The Cider House Rules does so many things right that it's almost impossible to list all of them here. Character development is strong. The plot moves at a perfect pace - not so slow that audiences will lose interest, but not so fast that the narrative begins to break down. There are a few unexpected turns, but nothing catastrophic or difficult to swallow, and the movie steers clear of overt manipulation. The acting, especially by leads Tobey Maguire, Charlize Theron, Michael Caine, and Delroy Lindo, is solid, with the performers effectively bringing their characters to life. The ending is emotionally satisfying without being too sentimental. And the cinematography is nothing short of breathtaking.
Relationships in The Cider House Rules are complex. Larch and Homer are more like father and son than mentor and pupil. The boys and girls at the orphanage have forged a strong bond as a result of the shared experiences of loneliness and dejection - each time a family comes to adopt, all but one of the boys and girls will be disappointed. (It's also a pleasure to see an orphanage not straight out of Dickens.) Homer's love affair with Candy is clouded by uncertainty - what will happen if/when her boyfriend returns? Whom will she choose? And Homer's relationship with the other apple pickers becomes increasingly convoluted the more he gets to know about them and their well-guarded secrets.
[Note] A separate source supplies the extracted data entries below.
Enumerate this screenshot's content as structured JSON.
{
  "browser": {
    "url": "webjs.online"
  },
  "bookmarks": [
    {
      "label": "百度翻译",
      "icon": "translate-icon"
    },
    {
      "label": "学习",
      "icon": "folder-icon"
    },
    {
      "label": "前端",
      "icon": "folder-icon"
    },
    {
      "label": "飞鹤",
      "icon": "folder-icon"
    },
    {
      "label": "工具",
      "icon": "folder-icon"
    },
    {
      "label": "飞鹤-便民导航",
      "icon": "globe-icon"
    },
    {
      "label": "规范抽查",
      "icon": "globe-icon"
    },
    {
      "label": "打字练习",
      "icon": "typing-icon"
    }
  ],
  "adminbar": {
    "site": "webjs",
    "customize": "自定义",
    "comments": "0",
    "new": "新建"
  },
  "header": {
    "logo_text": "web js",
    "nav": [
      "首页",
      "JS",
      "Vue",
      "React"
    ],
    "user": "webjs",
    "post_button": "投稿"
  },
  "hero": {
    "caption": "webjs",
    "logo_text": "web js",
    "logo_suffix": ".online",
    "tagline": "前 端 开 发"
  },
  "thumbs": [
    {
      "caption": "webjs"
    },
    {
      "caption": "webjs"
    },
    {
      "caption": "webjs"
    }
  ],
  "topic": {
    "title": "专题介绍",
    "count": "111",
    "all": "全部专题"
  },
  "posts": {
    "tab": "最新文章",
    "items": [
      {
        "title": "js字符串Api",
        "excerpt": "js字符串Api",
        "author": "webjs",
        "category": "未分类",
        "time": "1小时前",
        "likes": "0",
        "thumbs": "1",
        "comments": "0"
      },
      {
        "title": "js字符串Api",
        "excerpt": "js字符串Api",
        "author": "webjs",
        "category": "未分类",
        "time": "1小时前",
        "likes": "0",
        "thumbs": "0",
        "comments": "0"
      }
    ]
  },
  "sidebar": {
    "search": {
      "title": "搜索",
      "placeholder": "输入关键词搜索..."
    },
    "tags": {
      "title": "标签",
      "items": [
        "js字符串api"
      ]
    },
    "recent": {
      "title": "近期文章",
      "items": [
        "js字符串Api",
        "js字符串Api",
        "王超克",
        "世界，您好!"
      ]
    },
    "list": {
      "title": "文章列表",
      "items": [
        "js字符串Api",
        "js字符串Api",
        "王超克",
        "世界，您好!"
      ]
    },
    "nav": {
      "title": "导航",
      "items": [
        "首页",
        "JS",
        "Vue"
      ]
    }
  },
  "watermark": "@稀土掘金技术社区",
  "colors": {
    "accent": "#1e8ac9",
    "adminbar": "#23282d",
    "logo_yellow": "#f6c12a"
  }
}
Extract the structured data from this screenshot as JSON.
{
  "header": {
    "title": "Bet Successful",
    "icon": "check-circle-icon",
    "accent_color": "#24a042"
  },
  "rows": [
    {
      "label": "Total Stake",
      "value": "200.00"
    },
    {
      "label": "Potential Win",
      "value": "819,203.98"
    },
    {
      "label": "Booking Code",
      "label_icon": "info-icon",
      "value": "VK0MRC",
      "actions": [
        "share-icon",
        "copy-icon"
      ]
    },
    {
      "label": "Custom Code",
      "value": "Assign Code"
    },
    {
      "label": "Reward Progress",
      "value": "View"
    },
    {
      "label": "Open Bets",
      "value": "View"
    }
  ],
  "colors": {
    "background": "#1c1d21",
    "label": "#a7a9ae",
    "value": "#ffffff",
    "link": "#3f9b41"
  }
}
In a little over two hours, with a strong cast, an accomplished cinematographer (Oliver Stapleton), and a well-tuned script, Hallstrom has fashioned a motion picture of great emotional depth that defies conventions as it successfully turns back the clock to wartime years and tells a story that is unique, despite a number of familiar elements. For me, it has been one of the high points of the festival (at least to this point), and should receive acclaim when it opens across North America later this year. If it can avoid being buried in the avalanche of other high-profile fall releases, The Cider House Rules should be able to generate a few Oscar nominations.
Another much anticipated offering is Scott Hicks' Snow Falling on Cedars, based on the best-selling novel by David Guterson. Its intended release date is sooner than that of The Cider House Rules, so the two films, which share several themes as well as a time period, probably won't be siphoning off viewers from one other. Nevertheless, they are complimentary - a fact that becomes more apparent when they're watched back-to-back.
Snow Falling on Cedars features a multi-layered structure that is characterized by flashbacks and flashbacks-within-flashbacks. Events are presented non-chronologically, with frequent, repeated jumps through time to flesh out the characters' backgrounds and reveal the truth of the mystery that lies at the film's core. This is apparently an approach that Hicks feels comfortable with - he employed something similar (albeit less convoluted) in his previous movie, Shine. Despite the complexity of the structure, it's not difficult to follow the progression of events. Changes in actors (characters as children versus adults), hairstyles, lighting, and weather all serve to tip us off about which era any particular scene is transpiring in.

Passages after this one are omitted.